Dieser große Sieg auf der Ebene von Gaugamela kostete nach Arrian von der makedonischen Ritterschaft allein sechzig Tote; es waren über eintausend Pferde, davon die Hälfte bei der makedonischen Ritterschaft, gestürzt oder getötet; nach den höchsten Angaben fielen auf makedonischer Seite fünfhundert Mann; Zahlen, die gegen den Verlust der Feinde, der auf dreißigtausend, ja neunzigtausend Mann angegeben wird, unverhältnismäßig erscheinen, wenn man nicht bedenkt, daß einerseits, bei der trefflichen Bewaffnung der Makedonen, im Handgemenge nicht viele tödlich verwundet wurden, und daß andererseits erst beim Verfolgen das ›Fleischhandwerk‹ beginnen konnte; alle Schlachten nicht bloß des Altertums beweisen, daß der Verlust der Fliehenden bis ins Unglaubliche größer ist, als der der Kämpfenden.
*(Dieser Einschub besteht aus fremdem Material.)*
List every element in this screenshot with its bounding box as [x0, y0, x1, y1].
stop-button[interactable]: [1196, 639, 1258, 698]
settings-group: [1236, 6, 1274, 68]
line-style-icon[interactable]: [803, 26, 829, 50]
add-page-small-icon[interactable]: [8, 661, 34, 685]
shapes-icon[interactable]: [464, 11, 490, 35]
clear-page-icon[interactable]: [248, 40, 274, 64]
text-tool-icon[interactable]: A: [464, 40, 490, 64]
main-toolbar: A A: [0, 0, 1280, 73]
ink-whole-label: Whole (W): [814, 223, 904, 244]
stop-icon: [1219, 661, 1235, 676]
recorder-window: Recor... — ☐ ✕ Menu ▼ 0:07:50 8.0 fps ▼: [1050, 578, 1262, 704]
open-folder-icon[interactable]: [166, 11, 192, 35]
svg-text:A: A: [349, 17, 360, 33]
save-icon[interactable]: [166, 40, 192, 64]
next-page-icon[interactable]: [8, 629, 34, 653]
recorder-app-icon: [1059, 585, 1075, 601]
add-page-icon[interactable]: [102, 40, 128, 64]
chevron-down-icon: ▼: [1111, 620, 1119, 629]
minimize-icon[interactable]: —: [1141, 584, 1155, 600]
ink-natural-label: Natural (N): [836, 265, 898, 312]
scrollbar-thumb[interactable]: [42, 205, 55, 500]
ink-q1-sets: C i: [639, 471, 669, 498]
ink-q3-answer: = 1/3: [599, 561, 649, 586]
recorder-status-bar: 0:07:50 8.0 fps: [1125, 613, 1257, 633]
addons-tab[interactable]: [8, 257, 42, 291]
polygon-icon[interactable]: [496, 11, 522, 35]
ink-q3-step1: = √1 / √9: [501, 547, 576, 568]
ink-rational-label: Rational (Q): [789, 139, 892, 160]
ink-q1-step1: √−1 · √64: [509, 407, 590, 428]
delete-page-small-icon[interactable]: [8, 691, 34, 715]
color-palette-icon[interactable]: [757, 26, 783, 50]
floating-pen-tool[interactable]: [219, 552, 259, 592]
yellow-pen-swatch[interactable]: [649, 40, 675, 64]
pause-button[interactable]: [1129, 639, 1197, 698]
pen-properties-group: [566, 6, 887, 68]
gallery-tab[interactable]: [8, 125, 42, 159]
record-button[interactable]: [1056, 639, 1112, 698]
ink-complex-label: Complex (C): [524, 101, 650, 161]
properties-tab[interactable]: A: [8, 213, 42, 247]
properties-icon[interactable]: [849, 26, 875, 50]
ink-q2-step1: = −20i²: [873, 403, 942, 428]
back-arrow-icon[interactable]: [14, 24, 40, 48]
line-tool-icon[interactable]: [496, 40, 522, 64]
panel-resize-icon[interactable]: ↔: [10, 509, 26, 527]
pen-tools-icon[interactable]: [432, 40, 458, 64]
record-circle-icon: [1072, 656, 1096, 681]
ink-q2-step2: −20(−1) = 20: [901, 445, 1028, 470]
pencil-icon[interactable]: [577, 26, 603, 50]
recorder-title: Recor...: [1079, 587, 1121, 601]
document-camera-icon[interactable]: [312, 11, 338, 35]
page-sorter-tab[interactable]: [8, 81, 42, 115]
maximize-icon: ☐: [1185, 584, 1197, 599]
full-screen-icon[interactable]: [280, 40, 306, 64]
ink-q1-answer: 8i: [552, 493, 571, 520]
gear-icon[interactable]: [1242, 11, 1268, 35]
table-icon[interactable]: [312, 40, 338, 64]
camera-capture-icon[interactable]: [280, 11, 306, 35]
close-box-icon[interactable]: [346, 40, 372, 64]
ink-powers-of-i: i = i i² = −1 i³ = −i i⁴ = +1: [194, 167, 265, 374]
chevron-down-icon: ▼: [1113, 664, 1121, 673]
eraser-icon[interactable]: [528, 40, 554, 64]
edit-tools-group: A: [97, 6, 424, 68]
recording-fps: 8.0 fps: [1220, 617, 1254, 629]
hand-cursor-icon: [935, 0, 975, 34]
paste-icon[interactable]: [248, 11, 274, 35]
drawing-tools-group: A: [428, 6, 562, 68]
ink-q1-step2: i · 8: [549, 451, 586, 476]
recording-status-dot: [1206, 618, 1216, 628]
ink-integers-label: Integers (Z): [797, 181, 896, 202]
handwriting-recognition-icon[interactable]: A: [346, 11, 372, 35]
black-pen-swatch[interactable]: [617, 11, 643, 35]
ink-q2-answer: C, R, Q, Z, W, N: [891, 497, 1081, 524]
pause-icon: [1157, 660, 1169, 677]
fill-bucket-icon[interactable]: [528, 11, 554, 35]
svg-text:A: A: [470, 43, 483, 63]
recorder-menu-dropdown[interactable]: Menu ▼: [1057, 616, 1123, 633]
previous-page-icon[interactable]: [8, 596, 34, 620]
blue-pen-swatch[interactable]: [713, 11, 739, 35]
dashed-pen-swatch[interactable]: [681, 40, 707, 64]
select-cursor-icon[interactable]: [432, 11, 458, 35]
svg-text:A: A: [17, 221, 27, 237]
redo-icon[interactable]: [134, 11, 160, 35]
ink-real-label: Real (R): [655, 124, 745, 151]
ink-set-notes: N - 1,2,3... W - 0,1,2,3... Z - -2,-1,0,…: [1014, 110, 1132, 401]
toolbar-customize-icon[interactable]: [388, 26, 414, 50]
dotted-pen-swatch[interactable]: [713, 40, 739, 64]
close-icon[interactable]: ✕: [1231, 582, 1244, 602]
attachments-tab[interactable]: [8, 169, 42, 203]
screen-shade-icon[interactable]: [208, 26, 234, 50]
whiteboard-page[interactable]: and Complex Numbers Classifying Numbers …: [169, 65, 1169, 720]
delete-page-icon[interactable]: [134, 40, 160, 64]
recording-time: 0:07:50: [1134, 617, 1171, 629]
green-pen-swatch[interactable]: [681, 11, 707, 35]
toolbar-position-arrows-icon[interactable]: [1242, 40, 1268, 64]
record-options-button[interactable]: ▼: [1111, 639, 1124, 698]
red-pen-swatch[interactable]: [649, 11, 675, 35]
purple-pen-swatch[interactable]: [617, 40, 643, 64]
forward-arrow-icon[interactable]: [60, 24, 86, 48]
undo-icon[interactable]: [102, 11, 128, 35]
Mit dieser Schlacht war Dareios' Macht gebrochen; von seinem zersprengten Heere sammelten sich einige tausend baktrische Reiter, die Überreste der hellenischen Söldner gegen zweitausend Mann unter dem Ätoler Glaukias und dem Phokier Patron, die Melophoren und Verwandten, im ganzen ein Heer von etwa dreitausend Reitern und sechstausend Mann zu Fuß; mit diesen wandte sich Dareios in unaufhaltsamer Flucht nordostwärts durch die Pässe Mediens gen Ekbatana; dort hoffte er vor dem furchtbaren Feinde wenigstens für den Augenblick sicher zu sein, dort wollte er abwarten, ob sich Alexander mit den Reichtümern von Susa und Babylon begnügen, ihm das altpersische Land lassen werde, das mächtige Gebirgswälle von dem aramäischen Tieflande scheiden; erstieg der unersättliche Eroberer dennoch die hohe Burg Irans, dann war des Großkönigs Plan, weit und breit verwüstend über die Nordabhänge des Hochlandes nach Baktrien, dem letzten Quartier des einst so ungeheueren Reiches, zu flüchten.
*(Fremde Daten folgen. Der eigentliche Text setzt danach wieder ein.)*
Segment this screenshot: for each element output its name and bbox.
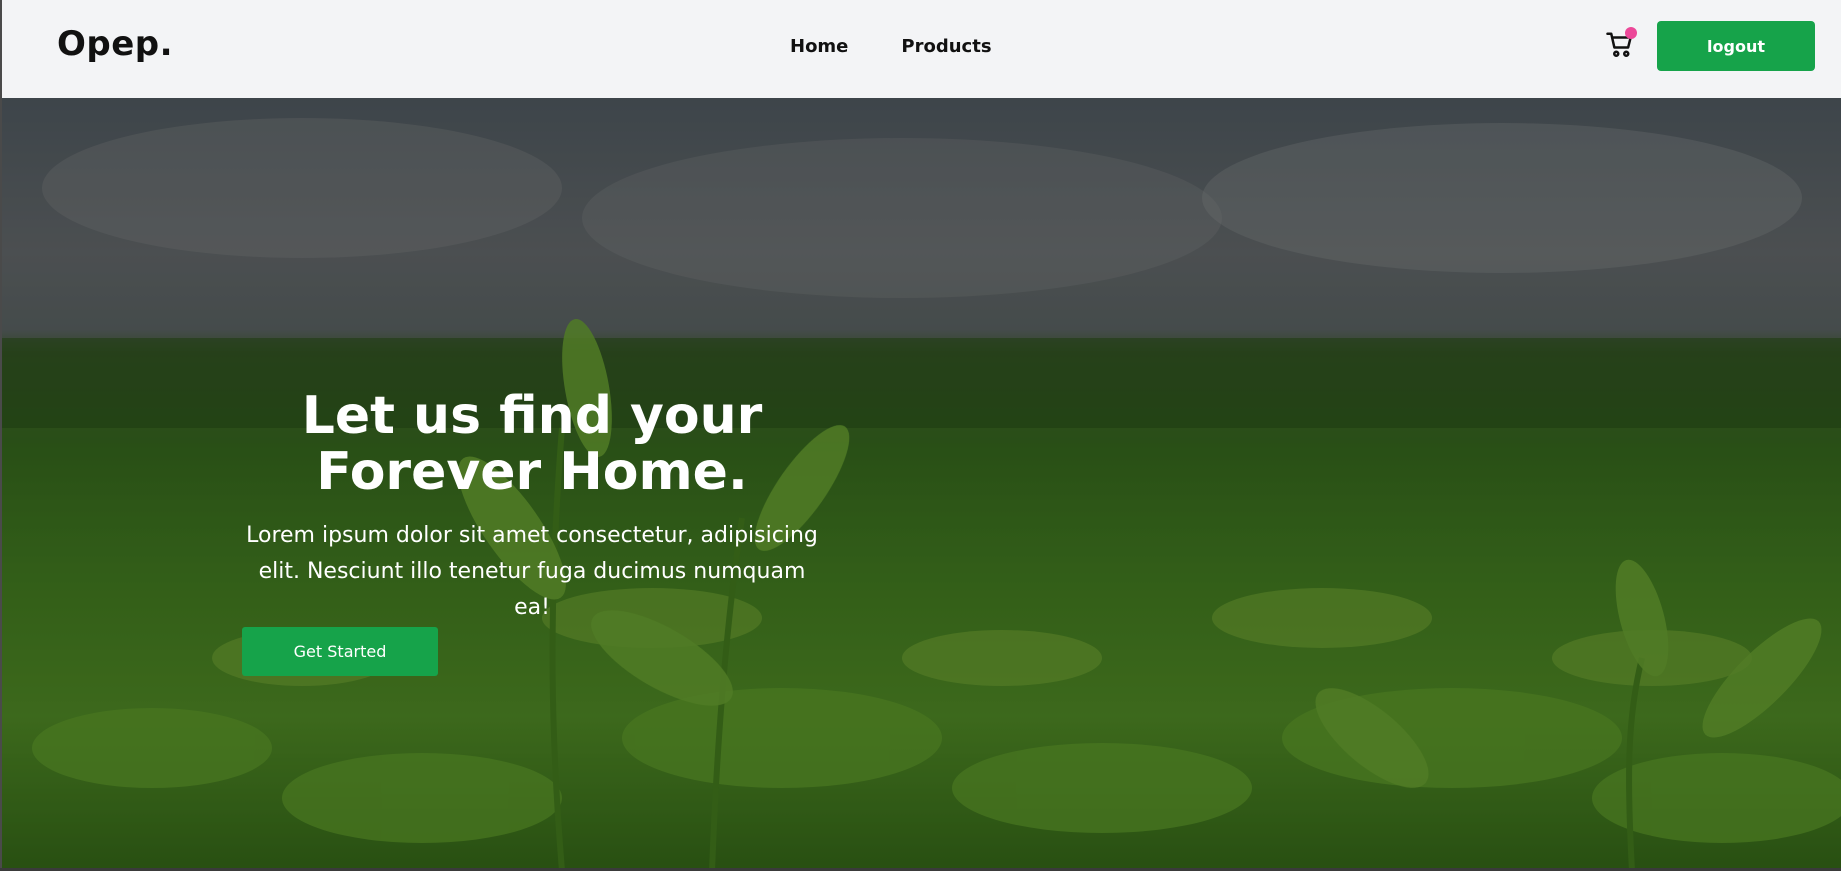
nav-link-home[interactable]: Home [790, 36, 848, 57]
brand-logo[interactable]: Opep. [57, 24, 173, 64]
hero-section: Let us find your Forever Home. Lorem ips… [0, 98, 1841, 871]
logout-button[interactable]: logout [1657, 21, 1815, 71]
main-nav: Home Products [790, 36, 992, 57]
top-navbar: Opep. Home Products logout [0, 0, 1841, 98]
get-started-button[interactable]: Get Started [242, 627, 438, 676]
nav-link-products[interactable]: Products [901, 36, 991, 57]
hero-description: Lorem ipsum dolor sit amet consectetur, … [246, 523, 818, 620]
page: Opep. Home Products logout Let us find y… [0, 0, 1841, 871]
cart-badge-dot [1625, 27, 1637, 39]
hero-title: Let us find your Forever Home. [301, 386, 763, 502]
Von der größeren Masse der Zersprengten, die südwärts in der Richtung auf Susa und Persien geflohen war, fanden sich an die fünfundzwanzigtausend, nach anderen vierzigtausend Mann zusammen, die unter Führung des persischen Satrapen Ariobarzanes, des Artabazos Sohn, die persischen Pässe besetzten und sich hinter ihnen auf das sorgfältigste verschanzten. Wenn irgendwo, so war an dieser Stelle noch das persische Reich zu retten; es wäre vielleicht gerettet worden, wenn Dareios nicht den nächsten Weg gesucht, nicht durch seine Flucht nach dem Nordabhang von Iran die Satrapien südwärts sich selbst und der Treue der Satrapen überlassen hätte. Denn diese waren nicht alle wie Ariobarzanes gesinnt; sie mochten in ihrer eben so verlockenden wie schwierigen Stellung gern den landflüchtigen Herrn vergessen, um sich der Hoffnung einer vielleicht längst ersehnten Unabhängigkeit hinzugeben, oder durch freiwillige Unterwerfung von dem großmütigen Sieger mehr zu gewinnen, als sie durch die Flucht ihres Königs verloren hatten. Die Völker selbst, die, wenn Dareios an den Pforten Persiens für sein Königtum zu kämpfen hätte wagen wollen, nach ihrer Weise zu neuem Kampf zusammengeströmt wären, und die natürliche Grenze ihres Landes, die sich so oft und so glücklich in der Geschichte geltend gemacht hat, vielleicht mit Erfolg verteidigt hätten, diese kriegerischen Reiter- und Räubervölker, die Alexander zum Teil mit Mühe und spät bewältigt, zum Teil nie anzugreifen gewagt hat, waren durch jene Flucht des Dareios sich selbst überlassen und gleichsam auf verlorenen Posten gestellt, ohne daß die Sache des Königs von ihnen den geringsten Vorteil gehabt hätte. So gewann der Sieg von Gaugamela durch die unglaubliche Verwirrung, in welche Dareios, zu allem bereit, um irgend etwas zu retten, immer tiefer versank, jene lawinenhaft wachsende Wirkung, welche die persische Macht bis auf den letzten Rest vertilgen sollte.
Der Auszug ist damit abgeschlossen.